I have definitely thought long and hard about the hours and it is something that scares me a bit, because realistically I will miss a lot of bath times and bed times but I will still be around a lot. I'm still here, we still live together. I'm always going to be their mum and the hours won't be forever. Or I can find firm that is smaller and less intense. Whatever I chose I know that it's the right path. Thanks mums.

OP posts:
LassWiTheDelicateAir · 13/09/2016 23:36

I've had people flat out tell me it's a bad idea to become a lawyer because I'd never be around and who would raise the kids. Some friends really don't get why I would want to work, full stop. They sort of tilt their heads and look at me with this dough eyed expression like I'm insane

I think you need new friends and a different social circle. I'm a solicitor and worked full time since my son was 2 months. I've never experienced this ; if anything it was assumed I would work.

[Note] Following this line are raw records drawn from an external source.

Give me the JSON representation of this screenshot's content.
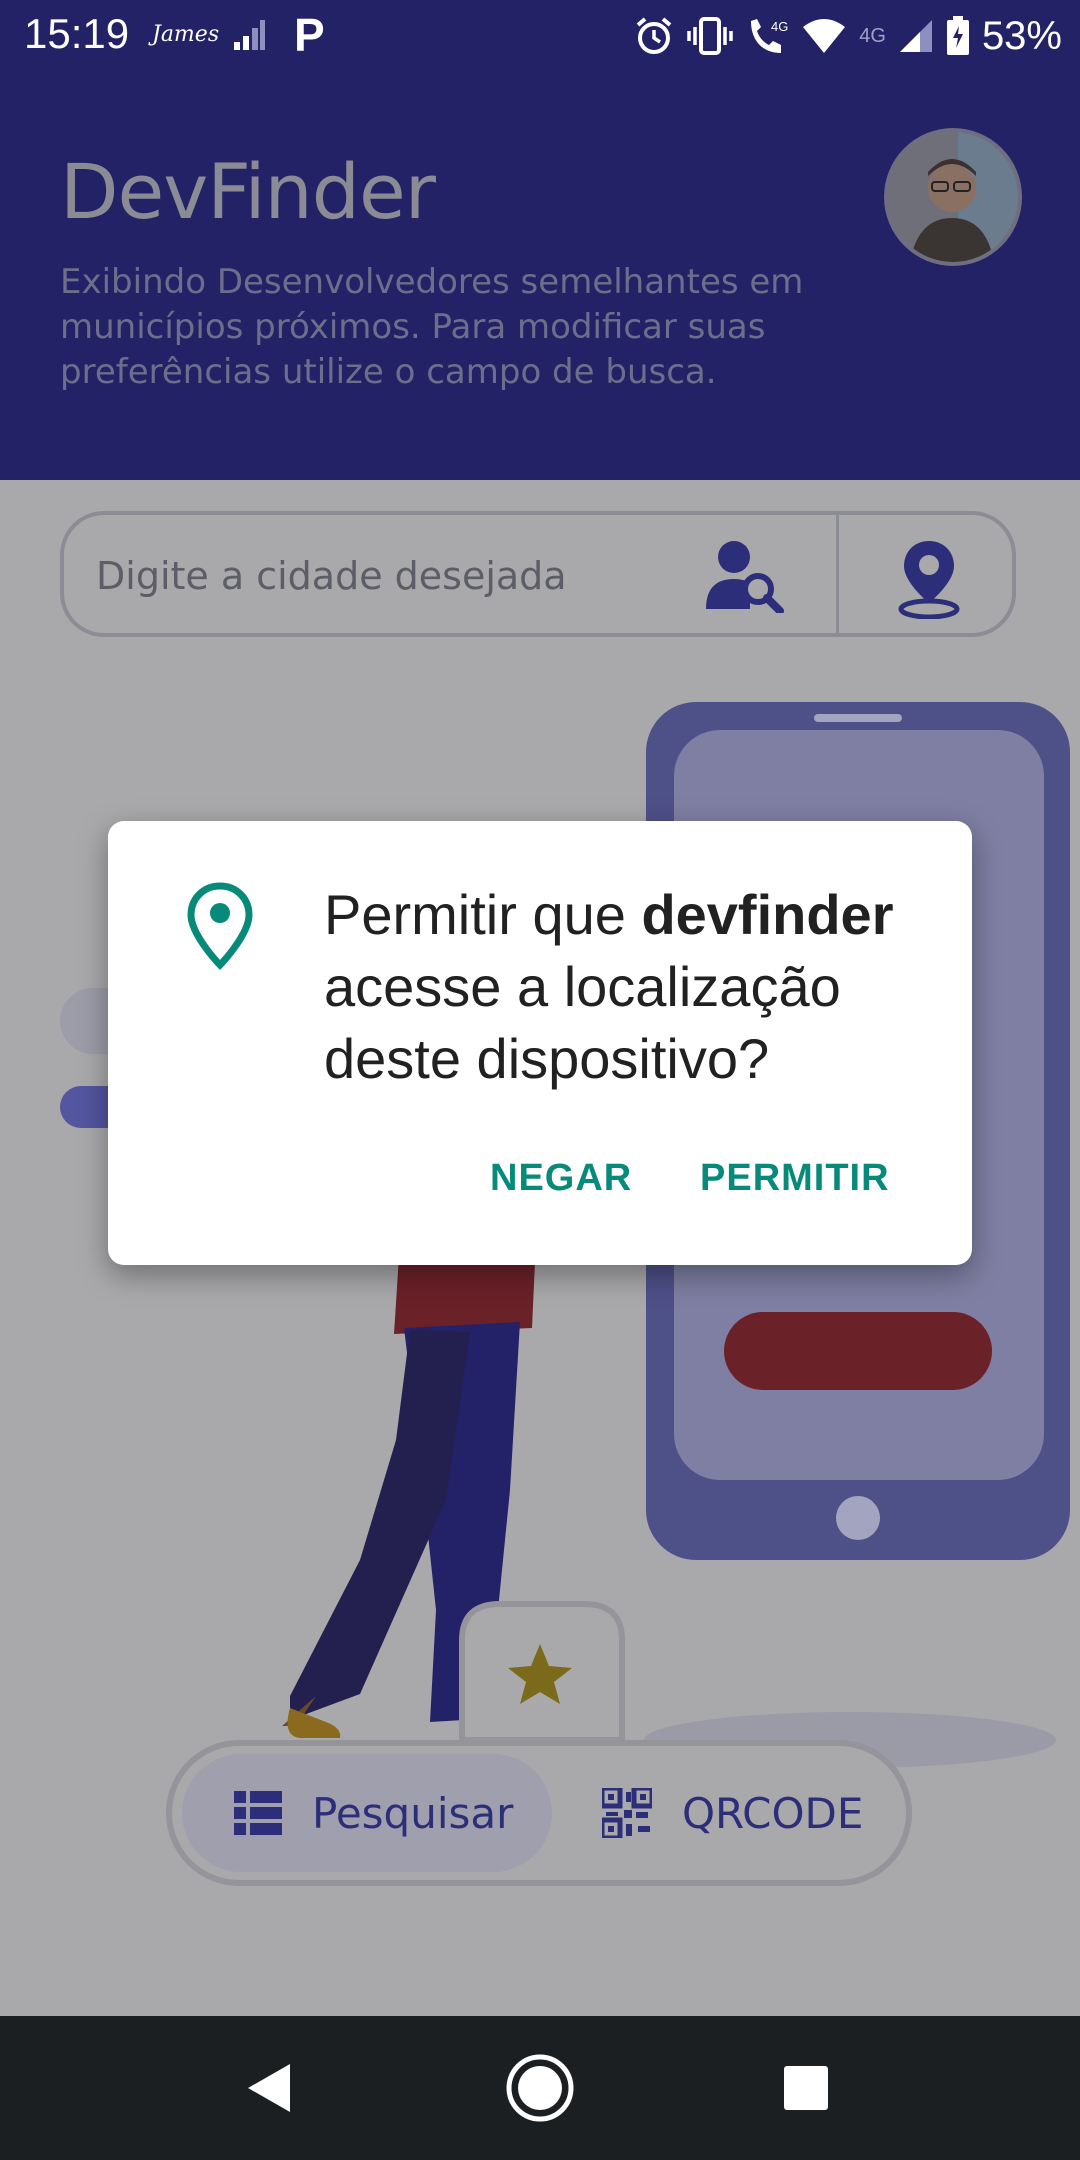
{
  "status_bar": {
    "time": "15:19",
    "carrier_label": "James",
    "app_badge": "P",
    "network_labels": [
      "4G",
      "4G"
    ],
    "battery": "53%",
    "icons": [
      "signal-bars-icon",
      "alarm-icon",
      "vibrate-icon",
      "wifi-call-icon",
      "wifi-icon",
      "cell-signal-icon",
      "battery-icon"
    ]
  },
  "header": {
    "title": "DevFinder",
    "subtitle": "Exibindo Desenvolvedores semelhantes em municípios próximos. Para modificar suas preferências utilize o campo de busca.",
    "avatar": "user-avatar"
  },
  "search": {
    "placeholder": "Digite a cidade desejada",
    "value": "",
    "search_icon": "user-search-icon",
    "location_icon": "location-pin-icon"
  },
  "tabs": [
    {
      "label": "Pesquisar",
      "icon": "list-icon",
      "active": true
    },
    {
      "label": "QRCODE",
      "icon": "qrcode-icon",
      "active": false
    }
  ],
  "dialog": {
    "icon": "location-pin-icon",
    "message_prefix": "Permitir que ",
    "app_name": "devfinder",
    "message_suffix": " acesse a localização deste dispositivo?",
    "deny_label": "NEGAR",
    "allow_label": "PERMITIR",
    "accent_color": "#088a7b"
  },
  "nav_bar": {
    "buttons": [
      "back-icon",
      "home-icon",
      "recents-icon"
    ]
  },
  "colors": {
    "primary": "#232266",
    "scrim_background": "#a9a9ab",
    "illustration_red": "#6b2128"
  }
}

So far as being a lawyer I would say it's far harder now than when I did my traineeship in the early 80s as there are more universities churning out more law graduates than the profession needs. I'm good at what I do and am recognised in my niche sector but my degree and cv if I were applying for a traineeship now would not get a look in.

JacquettaWoodville · 13/09/2016 23:44

you are doing fine, op. Well done!

karenlovesgloves · 14/09/2016 10:36

Thank you so much for the amazing responses. Granted, it was what I wanted to hear so that's always nice. Plus, it felt good to realizing that I wasn't going mad!

I just bumped into a friend of my late grandmother's, she is 85. I told her that I had two children, was a lone parent, their father was abroad and I was starting my course next week. She told me that it was an exciting new start and she couldn't wait. She then invited me to her flat for breakfast next week. So we've got a long way to go but we've come a long way since she raised her kids alone forty years ago.

OP posts:
karenlovesgloves · 14/09/2016 10:45

LassWiTheDelicateAir: You make an extremely valid point and one which I was worried about. You are definitely right. My CV wasn't impressive, other than my university (but I didn't do fantastically there). I really had to work hard at it. I'm taking unpaid internships and have applied for a part time paralegal position, to try and gain experience. I've also started working with a charity which, I love. But you're totally right and some many people have told me that same thing.

JedRambosteen: Your post made me laugh out loud. BASICALLY THAT. My father in law is called BOB. Bob always worked. Bob will also vote for Trump...so lets not even discuss Bob. Hahahaha.

OP posts:
StealthPolarBear · 14/09/2016 10:55

"
Yesterday 07:27Felascloak

Ah just ignore them. It's amazing how much society likes women to be martyrs to motherhood."

Martyrs to motherhood sums it up perfectly!

dodobookends · 14/09/2016 10:58

Perhaps the majority of other mums you meet have this opinion because they have decided that being a SAHM is what they want, and they can't quite understand why anyone else would feel differently.

They've done what's right for them, and now it's time for you to do what's right for you.

StealthPolarBear · 14/09/2016 11:03

Can I also drum up some interest in my chat thread?
As a mother I do feel as though I am not expected to have any ambition other than to do the bare minimum, work as few hours as possible as spend as much time as possible at home viewing precious moments.